Jesus loves me, this I know,
“… and in the in-between time …”
For the Bible tells me so.
Little ones to Him belong;
They are weak but He is strong.
Jesus loves me—loves me still,
Though I’m very weak and ill;
From his shining throne on high,
Comes to watch me where I lie.
Jesus loves me—he will stay,
Close beside me all the way.
Then his little child will take,
Up to heaven for his dear sake.
The children’s song, Jesus Loves Me, has had a roundabout history. The lyrics, printed above, are a poem by Anna Bartlett Warner that was included in a novel by her sister, Susan Warner, published in 1860. The reason the other two verses are so moribund is that in the story, the poem was written to comfort a dying child. Not exactly what you want children singing in children’s church.
Actually, children wouldn’t be singing this song at all were it not for William Bradbury, who wrote the tune, the refrain (the “Yes, Jesus loves me” part), and two more verses of his own in 1862 and published it as a hymn.
Jesus loves me He who died
heaven’s gate to open wide.
He will wash away my sin,
let His little child come in.
Jesus loves me, this I know,
as He loved so long ago,
taking children on His knee,
saying, “Let them come to me.”
There have been other verses written down through the years, but the one we sang a lot when I was a kid I had forgotten about until a reader reminded me yesterday.
Jesus loves me when I’m good,
When I do the things I should;
Jesus loves me when I’m bad,
Though it makes Him very sad.
This was the second verse we sang when I was a kid. I have no idea where this came from, but I would guess it showed up somewhere in the 40s or 50s because it captures much of the thinking about God my generation grew up with. And even though this is in our past, I bring it up, including to our younger millennial friends, to remind us all of how easily we can stray from the grace of God.
Jesus loving me when I’m bad is a statement of grace, but making God glad when I’m good, and sad when I’m not, is a great big asterisk on grace. It says, Jesus loves me when I’m bad, BUT …, and the “but” is the louder message. The overall impression this left us with is that Jesus likes me better when I’m good, and that is a lie. Anything that attaches God’s reactions to my behavior is going to be problematic to His grace.
If I can make Him feel sad, then that makes me feel bad for making Him sad, and all that thinking springs from the old covenant which puts all the emphasis on our behavior — what we do to please or displease God. So if you don’t want to make God feel sad, this reasoning goes, then don’t do such-and-such.

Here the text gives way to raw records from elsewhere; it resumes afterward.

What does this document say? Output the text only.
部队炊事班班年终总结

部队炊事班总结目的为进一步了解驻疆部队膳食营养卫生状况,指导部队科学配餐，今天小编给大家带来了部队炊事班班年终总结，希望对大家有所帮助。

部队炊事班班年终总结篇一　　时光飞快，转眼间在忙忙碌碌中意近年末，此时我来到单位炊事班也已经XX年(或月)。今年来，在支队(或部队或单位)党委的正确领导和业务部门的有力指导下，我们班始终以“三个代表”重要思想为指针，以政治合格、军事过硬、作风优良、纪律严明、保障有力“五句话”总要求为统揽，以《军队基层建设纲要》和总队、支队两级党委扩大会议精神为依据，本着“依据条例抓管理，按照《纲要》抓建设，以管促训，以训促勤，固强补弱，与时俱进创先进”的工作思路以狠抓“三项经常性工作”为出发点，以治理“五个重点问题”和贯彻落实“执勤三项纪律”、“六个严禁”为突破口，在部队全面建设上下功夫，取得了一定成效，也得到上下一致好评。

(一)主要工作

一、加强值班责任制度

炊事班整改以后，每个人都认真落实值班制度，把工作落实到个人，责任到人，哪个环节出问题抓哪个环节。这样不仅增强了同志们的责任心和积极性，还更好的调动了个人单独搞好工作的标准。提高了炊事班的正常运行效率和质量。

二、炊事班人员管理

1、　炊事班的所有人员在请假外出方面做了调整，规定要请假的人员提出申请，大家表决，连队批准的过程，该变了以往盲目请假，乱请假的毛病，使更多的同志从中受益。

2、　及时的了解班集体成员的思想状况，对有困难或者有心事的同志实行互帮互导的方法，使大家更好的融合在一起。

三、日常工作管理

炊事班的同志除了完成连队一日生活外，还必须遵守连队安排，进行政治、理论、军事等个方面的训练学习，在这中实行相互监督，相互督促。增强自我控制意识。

My guess is that this thinking sprang from parents and Sunday school teachers trying to persuade children, mostly through fear, to behave better. When this is the view of God you grew up with as a child, it’s hard to shake. Grace is hard to grasp for us long term evangelicals. We have to adjust our whole understanding of God.
God is love. He removed the barrier of sin from our lives so He can forgive us and love us completely. If we walk away from Him and do wrong, we are the ones who suffer, because sin has consequences. But His grace and forgiveness remain in place and all we need to do is run to Him to receive it. It doesn’t make God sad when we’re bad; it makes us sad. So step out of that sadness and into the light of His love. His love never changes. He’s done everything to accept us, and He will do everything to live in and through us. Grace says, you can’t mess that up.